Palin's new energy coordinator, Steve Haagenson, has been touring the state in a series of town hall meetings seeking citizen views on what should be done to find new and cheaper sources of energy.

"We at the Alaska Energy Authority are continuing our efforts to develop a long-range plan," spokesman Karsten Rodvik said.

The plan might include finding specialized local solutions in various communities, such as developing hydroelectric or geothermal resources, and the authority is part-way through a series of 25 meetings on the issue around the state.

"Obviously, these solutions are not going to happen overnight if people are talking hydro or geothermal," Rodvik said.

Haagenson is hearing there's need for long-term help, but there's also a critical immediate need as well, he said.

"People are wanting something today," Rodvik said. "In some areas, the situation has reached crisis proportions."

Alaska can afford to help out, Palin said.

For each month the price of Alaska crude oil remains above $120 a barrel, the state earns an additional $650 million a month more than forecasted during the last legislative session.

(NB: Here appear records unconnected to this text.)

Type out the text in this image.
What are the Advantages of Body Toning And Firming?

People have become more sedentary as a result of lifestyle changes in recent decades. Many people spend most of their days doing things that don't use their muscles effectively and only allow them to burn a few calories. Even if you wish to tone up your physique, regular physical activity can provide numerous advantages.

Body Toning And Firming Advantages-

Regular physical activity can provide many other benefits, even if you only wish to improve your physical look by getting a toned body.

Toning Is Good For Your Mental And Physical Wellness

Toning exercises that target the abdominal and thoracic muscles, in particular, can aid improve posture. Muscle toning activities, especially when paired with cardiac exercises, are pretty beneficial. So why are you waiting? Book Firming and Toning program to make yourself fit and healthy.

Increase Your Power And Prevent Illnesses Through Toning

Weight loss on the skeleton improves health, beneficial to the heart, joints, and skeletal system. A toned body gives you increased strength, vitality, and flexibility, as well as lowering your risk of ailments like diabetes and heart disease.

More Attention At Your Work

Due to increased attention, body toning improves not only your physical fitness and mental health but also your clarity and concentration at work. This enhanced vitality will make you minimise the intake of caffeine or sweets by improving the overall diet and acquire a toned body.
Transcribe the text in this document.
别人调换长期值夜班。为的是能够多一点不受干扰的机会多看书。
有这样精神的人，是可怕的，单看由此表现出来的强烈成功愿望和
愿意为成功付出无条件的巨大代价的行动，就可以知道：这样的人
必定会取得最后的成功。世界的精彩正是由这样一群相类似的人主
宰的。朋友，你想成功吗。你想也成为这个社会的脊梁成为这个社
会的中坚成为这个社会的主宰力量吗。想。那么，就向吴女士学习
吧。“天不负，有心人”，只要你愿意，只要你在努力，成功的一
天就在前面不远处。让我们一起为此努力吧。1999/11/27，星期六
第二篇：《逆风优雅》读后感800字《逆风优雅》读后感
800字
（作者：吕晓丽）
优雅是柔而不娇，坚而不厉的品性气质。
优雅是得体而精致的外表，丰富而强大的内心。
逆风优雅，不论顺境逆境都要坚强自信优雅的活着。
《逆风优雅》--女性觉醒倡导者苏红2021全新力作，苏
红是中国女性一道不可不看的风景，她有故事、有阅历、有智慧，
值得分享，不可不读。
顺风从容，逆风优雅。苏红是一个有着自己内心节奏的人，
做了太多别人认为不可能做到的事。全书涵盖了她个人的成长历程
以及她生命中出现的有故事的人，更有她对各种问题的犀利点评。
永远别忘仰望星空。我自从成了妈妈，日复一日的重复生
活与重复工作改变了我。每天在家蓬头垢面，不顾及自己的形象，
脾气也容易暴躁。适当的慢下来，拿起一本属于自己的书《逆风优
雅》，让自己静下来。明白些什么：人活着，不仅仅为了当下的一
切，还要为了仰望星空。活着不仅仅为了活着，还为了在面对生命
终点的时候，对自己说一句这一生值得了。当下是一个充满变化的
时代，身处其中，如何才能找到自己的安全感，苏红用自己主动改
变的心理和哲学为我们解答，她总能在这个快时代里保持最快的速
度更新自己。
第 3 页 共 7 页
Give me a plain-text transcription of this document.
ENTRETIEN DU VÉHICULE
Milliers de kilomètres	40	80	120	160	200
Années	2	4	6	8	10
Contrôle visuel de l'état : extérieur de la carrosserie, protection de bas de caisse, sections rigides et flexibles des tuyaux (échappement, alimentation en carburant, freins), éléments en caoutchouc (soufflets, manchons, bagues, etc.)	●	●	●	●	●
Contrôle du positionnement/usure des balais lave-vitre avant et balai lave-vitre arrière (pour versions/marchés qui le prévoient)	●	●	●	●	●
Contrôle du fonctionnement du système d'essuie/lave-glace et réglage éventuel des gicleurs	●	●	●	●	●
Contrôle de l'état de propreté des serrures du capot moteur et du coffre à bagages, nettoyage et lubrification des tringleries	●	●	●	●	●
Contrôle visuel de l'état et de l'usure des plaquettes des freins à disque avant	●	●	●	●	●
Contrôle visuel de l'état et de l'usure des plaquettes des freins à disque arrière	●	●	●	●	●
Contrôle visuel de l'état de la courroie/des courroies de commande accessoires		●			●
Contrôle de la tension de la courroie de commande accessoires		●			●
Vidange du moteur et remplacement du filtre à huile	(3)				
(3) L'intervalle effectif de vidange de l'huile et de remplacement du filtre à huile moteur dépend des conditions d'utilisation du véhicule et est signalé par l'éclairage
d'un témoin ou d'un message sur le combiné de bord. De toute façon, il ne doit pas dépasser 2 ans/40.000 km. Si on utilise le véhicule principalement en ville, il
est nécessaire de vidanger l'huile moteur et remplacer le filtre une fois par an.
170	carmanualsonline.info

Oil prices rose above $126 a barrel Monday.

"The state treasury is swelling while the family checkbook is evaporating," Palin said.

If a special session were to be called for after the AGIA session, it is not clear when that might be. Special session calls are for 30 days, but under the provisions of AGIA, the Legislature has 60 days in which to act on a recommendation from the governor.

Complicating scheduling is that the 60-day clock begins not at the start of the special session, but at an as-yet-undetermined date in the week of May 19, when Palin presents her recommendations to the Legislature.